One of those “kids” is certainly impressed: teenager Bradley Gerber, who is by far the youngest WOW member. His interest in war tactics and weaponry was initially sparked by his grandfather’s experiences during the Korean War; Bradley has collected hundreds of military books and VHS tapes. When his Temple Aliyah youth group was organizing a veteran’s lounge, Bradley was introduced to a few members of WOW, and since then, he’s been going to meetings whenever he can, even if it means missing school.
“I have read so many books, but you don’t understand the true meaning of war until you talk to them in person,” Bradley said. “These vets are so amazing. They’re the greatest generation.”

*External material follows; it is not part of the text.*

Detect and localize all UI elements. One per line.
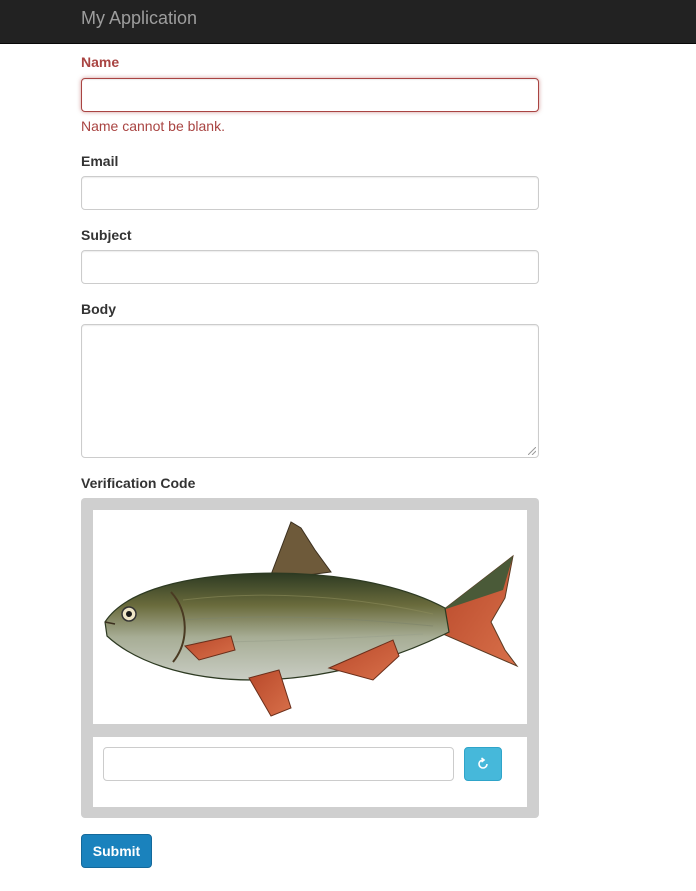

The kind of bonding that takes place through WOW serves a core need, according to Jonathan Sherin, executive vice president for military communities and chief medical officer at Volunteers of America.
“Because of their repeated trauma of being moved around and then being exposed to life-threatening experiences as a group, that need for fellowship is significant. … It can only be provided by other veterans, as it’s not something that your family or a clinician can understand and communicate.”
The strong bond among the group’s members is like a lifeline.
“The amazing thing,” Sherman said, “is that we become fast friends. We give everyone a reason to live; it’s a joyful place. People can let their hair down, if they have it — and not too many of us do.”